The Sublimation of War
by Olga Karlova1, translated from Russian by Yelena Kuznetsova
Dear Markus! I thank you immensely for your message and thought: it is a lifebuoy in the surrounding swamp.
Absolute isolation? No. There remain two or three friends with whom to vent bitterness and hatred, but unfortunately, the despair remains. It is now clear that the malady has struck not merely many individuals but an entire nation.
As our writer Dovlatov said: „We curse indefinitely comrade Stalin and, obviously, with all good reason. Yet, I want to ask: who wrote four million reports?"
I have withdrawn from the theatre - there, too, “Z-patriots”, informers of their own colleagues with whom I can no longer be in the same structure, have revealed themselves.
Yet life goes on. One of the strange effects is the marginalisation - or if you will, sublimation of the war: you see, for example, the recent film “The Zone of Interest” about the everyday and welcoming life of a family of the Auschwitz commander.
We cannot go on with that complex of incurable guilt, and therefore, the brain puts this guilt complex on pause; we frequent (and make) theatre. But one cannot sleep at night. And I reread, with new optics, Heinrich Böll or, for the first time, Hannah Arendt, to see that, painfully, sooner or later, everything ends. It saddens me that we will no longer see this end.

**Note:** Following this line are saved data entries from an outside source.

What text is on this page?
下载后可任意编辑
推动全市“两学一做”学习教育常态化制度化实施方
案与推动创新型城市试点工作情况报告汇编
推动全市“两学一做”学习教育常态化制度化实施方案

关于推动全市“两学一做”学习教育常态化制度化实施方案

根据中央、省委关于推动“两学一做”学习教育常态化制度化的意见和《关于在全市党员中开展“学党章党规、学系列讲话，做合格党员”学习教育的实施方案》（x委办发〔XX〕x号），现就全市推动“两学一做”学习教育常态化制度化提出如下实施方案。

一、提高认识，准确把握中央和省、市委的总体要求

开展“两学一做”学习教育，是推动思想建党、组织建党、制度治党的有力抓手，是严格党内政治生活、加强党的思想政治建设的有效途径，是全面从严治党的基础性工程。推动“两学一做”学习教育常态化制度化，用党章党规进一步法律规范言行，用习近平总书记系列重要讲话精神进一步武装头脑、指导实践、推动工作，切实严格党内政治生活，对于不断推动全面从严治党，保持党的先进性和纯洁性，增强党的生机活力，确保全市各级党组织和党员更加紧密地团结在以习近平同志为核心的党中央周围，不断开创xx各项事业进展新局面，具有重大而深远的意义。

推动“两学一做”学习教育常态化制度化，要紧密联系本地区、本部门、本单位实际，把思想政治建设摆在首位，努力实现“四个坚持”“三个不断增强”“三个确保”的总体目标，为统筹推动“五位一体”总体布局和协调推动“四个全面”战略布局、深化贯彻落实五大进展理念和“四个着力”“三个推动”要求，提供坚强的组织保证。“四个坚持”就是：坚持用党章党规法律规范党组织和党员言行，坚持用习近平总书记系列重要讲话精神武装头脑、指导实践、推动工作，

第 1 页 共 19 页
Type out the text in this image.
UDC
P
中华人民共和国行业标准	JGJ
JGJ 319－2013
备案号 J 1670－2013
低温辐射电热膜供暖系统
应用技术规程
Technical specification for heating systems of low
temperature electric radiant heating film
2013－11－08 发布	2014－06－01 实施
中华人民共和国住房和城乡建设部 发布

I have been deprived not only of the future but also of the present, in a completely material sense. But how could I work as an actress knowing that among my colleagues on stage and behind the scenes, there are Putin supporters who would denounce you at the first opportunity? Do you remember Marina2 who translated for you? Among the many professions that have disappeared is the interpreter - not because of Google Translator, but because Russia’s international activity is exclusively focused on the bombardments of Kyiv.
But the most dreadful thing is that they also deprived me of the past with the Victory of 1945, with all the outstanding achievements, cathedrals, writers, poets, scientists, athletes, Gagarin and all the astronaut dogs: after 24 February 2022, I no longer have the right to call upon them, let alone be proud of them. In essence, they have stolen my homeland, life, past, and future.
Just today, I was so impressed by the reasoning of a contemporary Russian essayist, Ns., that I report here. He adds new nuances to the usual discourse on “resentment” and debunks the myth of the “mysterious Russian soul” so pampered by even Western intellectuals:
Three damages of Russian literature:
- For an entire century, Russian literature has scoffed and humiliated those who constitute the base of a normal society: bureaucrat, officer, priest, entrepreneur, merchant - in general, the bourgeois.
- Dostoevsky’s ‚Inverted clichés‘: a thief is honest, a murderer is a walking conscience, a libertine drunkard is a philosopher, a prostitute is a Great Soul, and an idiot is more intelligent than everyone else.
- Constant conviction… and persuasion of ourselves of being ‘special’. No law was written for us: neither European, nor Slavic, nor Christian, nor standard… like international law. Why? Because we are so unique, separate, different from anyone else? Russian literature has long cultivated this perennial pubertal complex."
Even my husband is tired and fed up with today’s theatrical reality and will retire after the X theatre festival. Fewer and fewer people in theatre are capable of creating sense and values. Those who remain and are not yet behind bars (like the director Berkovich and the playwright Petrijchuk) cannot work.
Anyway… thank you once again.
Dixi et animam levavi.3
Olga
This article has originally been written and published in Italian.